Il est des trajectoires économiques qui ne se lisent ni dans l’instantané ni dans le tumulte des commentaires hâtifs. L’Algérie fait aujourd’hui partie de ces pays qui ont choisi le temps long, la réforme progressive et l’investissement structurant pour redessiner leur avenir économique. Loin des slogans, c’est une dynamique de fond qui se déploie, portée par une volonté politique clairement affirmée : sortir durablement de la dépendance aux hydrocarbures et bâtir une économie productive, diversifiée et souveraine.
Les efforts consentis ces dernières années en matière de diversification économique commencent à produire des signaux tangibles. L’État a engagé des investissements structurants dans des secteurs appelés à jouer un rôle moteur dans la croissance et les exportations hors hydrocarbures. Le secteur minier, longtemps sous-exploité malgré son potentiel considérable, en est l’illustration la plus emblématique. Les grands projets miniers ne sont plus des promesses mais des réalités industrielles, capables de repositionner l’Algérie dans les chaînes de valeur régionales et internationales.
Le bilan dressé à l’issue de l’année 2025 s’inscrit dans cette logique de clarification. Il met en lumière une économie entrée dans une phase de transformation profonde, marquée par une dynamique d’investissement sans précédent, y compris étranger, avec plus de 300 projets impliquant des partenaires internationaux. Un chiffre qui, à lui seul, dément le récit d’une Algérie prétendument isolée et refermée sur elle-même.
« L’Algérie inscrit cette transformation dans une lecture lucide de son environnement régional et international »
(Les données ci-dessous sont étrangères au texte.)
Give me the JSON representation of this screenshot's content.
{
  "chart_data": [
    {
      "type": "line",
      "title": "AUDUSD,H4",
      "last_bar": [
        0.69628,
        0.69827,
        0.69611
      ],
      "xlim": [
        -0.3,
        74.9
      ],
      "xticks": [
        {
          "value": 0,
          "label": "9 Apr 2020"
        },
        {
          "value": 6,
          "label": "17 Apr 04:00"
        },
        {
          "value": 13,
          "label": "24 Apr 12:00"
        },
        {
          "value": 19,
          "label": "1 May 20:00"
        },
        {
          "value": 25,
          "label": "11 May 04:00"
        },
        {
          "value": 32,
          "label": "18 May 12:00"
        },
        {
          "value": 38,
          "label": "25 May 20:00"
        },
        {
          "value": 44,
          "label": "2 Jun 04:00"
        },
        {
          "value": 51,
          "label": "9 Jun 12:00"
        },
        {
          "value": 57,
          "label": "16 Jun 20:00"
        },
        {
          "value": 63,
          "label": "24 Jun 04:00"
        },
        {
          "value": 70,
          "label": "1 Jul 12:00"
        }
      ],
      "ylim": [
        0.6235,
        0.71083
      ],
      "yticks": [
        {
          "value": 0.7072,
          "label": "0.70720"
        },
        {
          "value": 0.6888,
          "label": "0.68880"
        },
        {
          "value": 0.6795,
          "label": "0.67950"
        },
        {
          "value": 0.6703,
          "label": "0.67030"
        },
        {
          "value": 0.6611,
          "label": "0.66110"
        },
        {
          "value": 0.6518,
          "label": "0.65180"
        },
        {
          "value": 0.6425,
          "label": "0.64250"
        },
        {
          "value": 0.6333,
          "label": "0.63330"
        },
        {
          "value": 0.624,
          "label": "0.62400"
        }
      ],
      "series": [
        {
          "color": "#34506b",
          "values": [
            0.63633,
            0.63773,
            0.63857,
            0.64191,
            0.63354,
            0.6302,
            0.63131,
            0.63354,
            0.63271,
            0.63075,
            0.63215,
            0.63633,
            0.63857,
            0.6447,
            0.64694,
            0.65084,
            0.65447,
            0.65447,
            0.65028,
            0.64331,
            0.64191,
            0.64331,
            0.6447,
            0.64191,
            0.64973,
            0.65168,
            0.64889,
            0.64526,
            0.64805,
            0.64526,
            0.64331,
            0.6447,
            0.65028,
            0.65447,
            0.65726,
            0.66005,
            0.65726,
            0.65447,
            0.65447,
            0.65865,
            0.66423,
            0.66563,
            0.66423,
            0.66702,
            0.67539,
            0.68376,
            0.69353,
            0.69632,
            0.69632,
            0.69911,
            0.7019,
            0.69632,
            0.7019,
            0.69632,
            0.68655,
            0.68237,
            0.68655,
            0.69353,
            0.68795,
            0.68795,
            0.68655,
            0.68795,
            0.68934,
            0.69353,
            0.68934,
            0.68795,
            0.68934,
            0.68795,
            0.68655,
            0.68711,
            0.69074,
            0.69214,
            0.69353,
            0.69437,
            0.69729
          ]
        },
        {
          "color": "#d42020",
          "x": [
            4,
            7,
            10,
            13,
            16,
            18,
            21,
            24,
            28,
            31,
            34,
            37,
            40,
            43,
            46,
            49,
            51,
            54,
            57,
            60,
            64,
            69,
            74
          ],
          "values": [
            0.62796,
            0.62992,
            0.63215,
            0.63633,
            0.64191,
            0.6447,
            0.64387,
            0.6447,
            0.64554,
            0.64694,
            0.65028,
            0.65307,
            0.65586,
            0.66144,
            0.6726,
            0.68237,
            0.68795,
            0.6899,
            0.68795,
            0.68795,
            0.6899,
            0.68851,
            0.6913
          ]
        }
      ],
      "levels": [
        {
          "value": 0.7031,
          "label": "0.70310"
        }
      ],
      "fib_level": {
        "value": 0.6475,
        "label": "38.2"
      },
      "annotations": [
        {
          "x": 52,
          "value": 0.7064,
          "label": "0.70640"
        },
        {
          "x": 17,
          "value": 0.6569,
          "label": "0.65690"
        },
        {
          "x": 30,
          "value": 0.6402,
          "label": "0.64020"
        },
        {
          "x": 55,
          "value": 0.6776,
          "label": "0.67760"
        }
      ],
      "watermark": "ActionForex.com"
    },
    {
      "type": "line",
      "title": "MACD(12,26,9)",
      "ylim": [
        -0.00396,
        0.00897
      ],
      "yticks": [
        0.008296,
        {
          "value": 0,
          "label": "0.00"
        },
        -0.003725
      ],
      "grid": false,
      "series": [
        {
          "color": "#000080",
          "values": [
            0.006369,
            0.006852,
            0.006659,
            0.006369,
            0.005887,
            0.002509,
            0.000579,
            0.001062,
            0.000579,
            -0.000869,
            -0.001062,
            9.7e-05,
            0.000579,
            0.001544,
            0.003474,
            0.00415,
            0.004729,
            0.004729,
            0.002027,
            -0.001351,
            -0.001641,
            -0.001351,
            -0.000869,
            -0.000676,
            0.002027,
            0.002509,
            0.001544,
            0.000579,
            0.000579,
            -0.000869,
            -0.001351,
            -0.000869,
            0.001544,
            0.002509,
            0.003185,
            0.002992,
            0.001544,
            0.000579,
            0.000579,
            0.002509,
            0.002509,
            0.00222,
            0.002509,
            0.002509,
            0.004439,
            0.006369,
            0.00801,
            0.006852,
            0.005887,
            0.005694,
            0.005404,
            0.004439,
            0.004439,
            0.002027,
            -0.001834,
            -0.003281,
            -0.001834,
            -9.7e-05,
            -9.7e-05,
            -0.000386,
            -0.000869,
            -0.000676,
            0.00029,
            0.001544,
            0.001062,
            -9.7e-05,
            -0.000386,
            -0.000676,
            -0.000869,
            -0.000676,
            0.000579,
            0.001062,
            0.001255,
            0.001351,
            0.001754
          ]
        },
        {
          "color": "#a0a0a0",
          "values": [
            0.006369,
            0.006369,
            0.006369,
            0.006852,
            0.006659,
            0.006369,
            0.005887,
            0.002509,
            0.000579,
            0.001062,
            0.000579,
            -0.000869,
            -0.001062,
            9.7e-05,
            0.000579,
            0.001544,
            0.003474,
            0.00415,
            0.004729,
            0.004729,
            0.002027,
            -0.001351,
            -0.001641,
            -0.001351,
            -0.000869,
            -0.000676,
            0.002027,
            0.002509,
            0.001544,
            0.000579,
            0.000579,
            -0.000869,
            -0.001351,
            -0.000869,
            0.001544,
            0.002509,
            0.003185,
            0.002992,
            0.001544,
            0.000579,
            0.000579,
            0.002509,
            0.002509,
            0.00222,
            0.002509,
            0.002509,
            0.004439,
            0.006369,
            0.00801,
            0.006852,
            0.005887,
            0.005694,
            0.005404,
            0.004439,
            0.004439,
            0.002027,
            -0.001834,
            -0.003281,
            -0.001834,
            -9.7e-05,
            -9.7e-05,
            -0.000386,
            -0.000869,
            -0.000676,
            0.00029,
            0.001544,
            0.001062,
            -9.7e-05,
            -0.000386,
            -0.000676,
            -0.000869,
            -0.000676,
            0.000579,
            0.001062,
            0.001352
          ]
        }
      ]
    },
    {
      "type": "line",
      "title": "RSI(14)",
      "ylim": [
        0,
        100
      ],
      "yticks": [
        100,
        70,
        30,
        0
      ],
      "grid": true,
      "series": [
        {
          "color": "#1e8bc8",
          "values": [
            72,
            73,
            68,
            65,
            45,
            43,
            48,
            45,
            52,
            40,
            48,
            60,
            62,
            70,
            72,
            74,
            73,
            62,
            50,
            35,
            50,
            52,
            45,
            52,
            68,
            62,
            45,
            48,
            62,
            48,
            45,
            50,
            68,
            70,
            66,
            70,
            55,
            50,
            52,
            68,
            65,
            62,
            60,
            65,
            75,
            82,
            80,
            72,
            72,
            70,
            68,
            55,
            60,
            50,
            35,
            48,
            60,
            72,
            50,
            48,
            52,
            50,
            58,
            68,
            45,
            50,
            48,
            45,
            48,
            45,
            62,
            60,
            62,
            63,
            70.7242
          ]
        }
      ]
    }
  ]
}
La remontée progressive de la part de l’industrie dans le PIB, passée d’un niveau historiquement bas à près de 10%, traduit une réhabilitation assumée de l’acte productif. La politique de production nationale, après des années de désindustrialisation et d’importations tous azimuts, commence à recréer des écosystèmes industriels à l’échelle des wilayas. Le secteur pharmaceutique, avec un taux de couverture du marché national dépassant désormais 80%, illustre cette reconquête méthodique de la souveraineté économique.
À cette dynamique industrielle s’ajoute l’émergence d’un tissu entrepreneurial nouveau. Les start-ups algériennes, portées par une jeunesse formée et confiante, incarnent une autre facette de cette transformation. Avec plus de 13.000 start-ups enregistrées, dont certaines déjà reconnues à l’international, l’Algérie démontre que l’innovation et la technologie ne sont plus périphériques mais intégrées à sa vision économique.
On ne peut ignorer, dans cette lancée, la dimension institutionnelle de cette trajectoire. La poursuite des réformes de gouvernance, le renforcement du rôle du Parlement, la lutte affirmée contre la corruption et la protection des cadres intègres constituent le socle indispensable de toute transformation économique crédible. Une économie ne se hisse durablement que lorsqu’elle repose sur un État de droit effectif et une confiance restaurée entre institutions, investisseurs et citoyens.
Sur le plan social, la stratégie algérienne se distingue par le refus de sacrifier la cohésion nationale sur l’autel de l’ajustement économique. Soutien au pouvoir d’achat, revalorisation des salaires, politique ambitieuse de logement, investissements dans la santé, l’eau et l’éducation : ces choix traduisent une conception inclusive du développement, où la performance économique ne se dissocie pas de la justice sociale.
Enfin, l’Algérie inscrit cette transformation dans une lecture lucide de son environnement régional et international. Fidèle à ses positions de principe, elle conjugue souveraineté diplomatique, stabilité régionale et coopération équilibrée, convaincue que le développement économique durable ne peut se réaliser que dans une aire de prospérité et de paix partagées.